Praxisrelevante Glasflächen: Schaufensterscheiben und Eingangstüren (Ersatzkosten 200 bis 1.500 Euro pro Scheibe), Glaspräsentationsvitrinen, Spiegel in Behandlungsräumen und beleuchtete Praxisschilder. Bei einem Einbruch oder Vandalismus werden Glasschäden von der Glasversicherung abgedeckt; die allgemeine Inventarversicherung schließt Glas oft aus.

Hintergrund

Glasversicherungen decken Schäden durch Bruch; die Ursache des Bruchs ist unerheblich. Nicht gedeckt: Kratzer, Lackschäden, Beschädigungen ohne Bruch. Die Prämie richtet sich nach der Gesamtfläche der versicherten Glasflächen und dem Wiederbeschaffungswert.

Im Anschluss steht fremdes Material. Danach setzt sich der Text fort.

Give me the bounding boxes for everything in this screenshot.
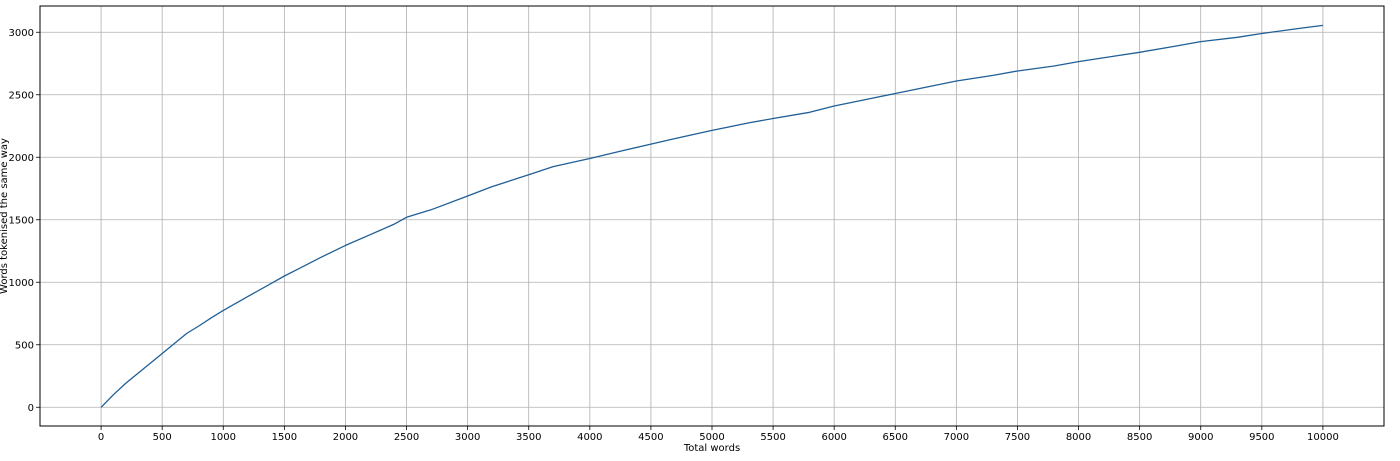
y-tick-label: 0 bbox=[28, 403, 34, 414]
y-tick-label: 3000 bbox=[9, 28, 34, 39]
x-tick-label: 9500 bbox=[1249, 432, 1274, 443]
x-tick-label: 3000 bbox=[455, 432, 480, 443]
x-axis-ticks: 0 500 1000 1500 2000 2500 3000 3500 4000 4500 5000… bbox=[98, 426, 1339, 443]
x-tick-label: 7000 bbox=[944, 432, 969, 443]
x-tick-label: 0 bbox=[98, 432, 104, 443]
x-tick-label: 8000 bbox=[1066, 432, 1091, 443]
x-tick-label: 500 bbox=[153, 432, 172, 443]
y-tick-label: 1500 bbox=[9, 215, 34, 226]
x-tick-label: 2500 bbox=[394, 432, 419, 443]
x-tick-label: 9000 bbox=[1188, 432, 1213, 443]
series-layer bbox=[100, 24, 1323, 408]
x-tick-label: 4000 bbox=[577, 432, 602, 443]
x-tick-label: 10000 bbox=[1307, 432, 1339, 443]
y-axis-title: Words tokenised the same way bbox=[0, 138, 10, 294]
x-tick-label: 6000 bbox=[821, 432, 846, 443]
x-tick-label: 8500 bbox=[1127, 432, 1152, 443]
x-tick-label: 7500 bbox=[1005, 432, 1030, 443]
x-axis-title: Total words bbox=[683, 443, 740, 454]
y-tick-label: 2000 bbox=[9, 153, 34, 164]
x-tick-label: 5000 bbox=[699, 432, 724, 443]
x-tick-label: 3500 bbox=[516, 432, 541, 443]
x-tick-label: 5500 bbox=[760, 432, 785, 443]
x-tick-label: 2000 bbox=[333, 432, 358, 443]
x-tick-label: 1000 bbox=[211, 432, 236, 443]
series-line bbox=[100, 24, 1323, 408]
x-tick-label: 6500 bbox=[883, 432, 908, 443]
x-tick-label: 4500 bbox=[638, 432, 663, 443]
y-axis-ticks: 0 500 1000 1500 2000 2500 3000 bbox=[9, 28, 40, 414]
gridlines bbox=[40, 6, 1384, 426]
x-tick-label: 1500 bbox=[272, 432, 297, 443]
y-tick-label: 500 bbox=[15, 340, 34, 351]
y-tick-label: 1000 bbox=[9, 278, 34, 289]
y-tick-label: 2500 bbox=[9, 90, 34, 101]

Praxen in Erdgeschossl mit Schaufenstern oder Glaskonstruktionen sollten die Glasversicherung prüfen. Eine separate Glasversicherung ist oft günstiger als die Glaseinschlussklausel in der Inhaltsversicherung. Manche Hausratpolicen für Praxen enthalten bereits eine Glaskomponente; Doppelversicherung sollte vermieden werden.

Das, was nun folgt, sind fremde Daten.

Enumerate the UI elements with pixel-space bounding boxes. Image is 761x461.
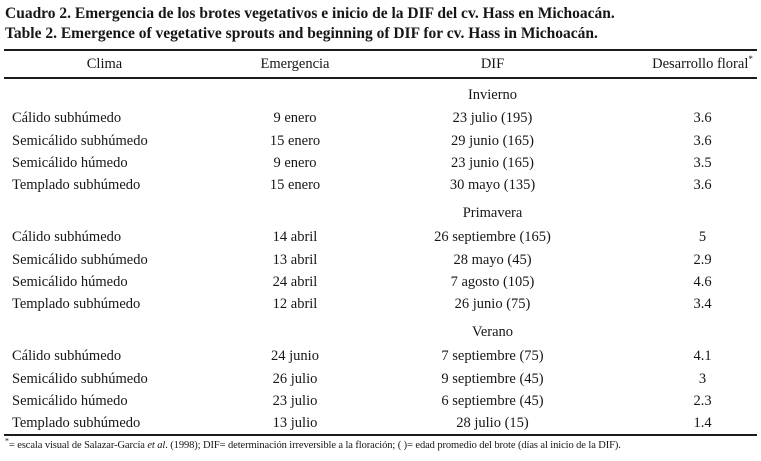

Ärzteversichert überprüft für Praxisinhaber den Versicherungsschutz auf Vollständigkeit und vermeidet sowohl Deckungslücken als auch unnötige Doppelversicherungen.

Wann gilt das nicht?

Für Praxen ohne große Glasflächen (z. B. im Obergeschoss ohne Schaufenster) ist eine separate Glasversicherung oft unnötig; eine Klausel in der Inhaltsversicherung reicht.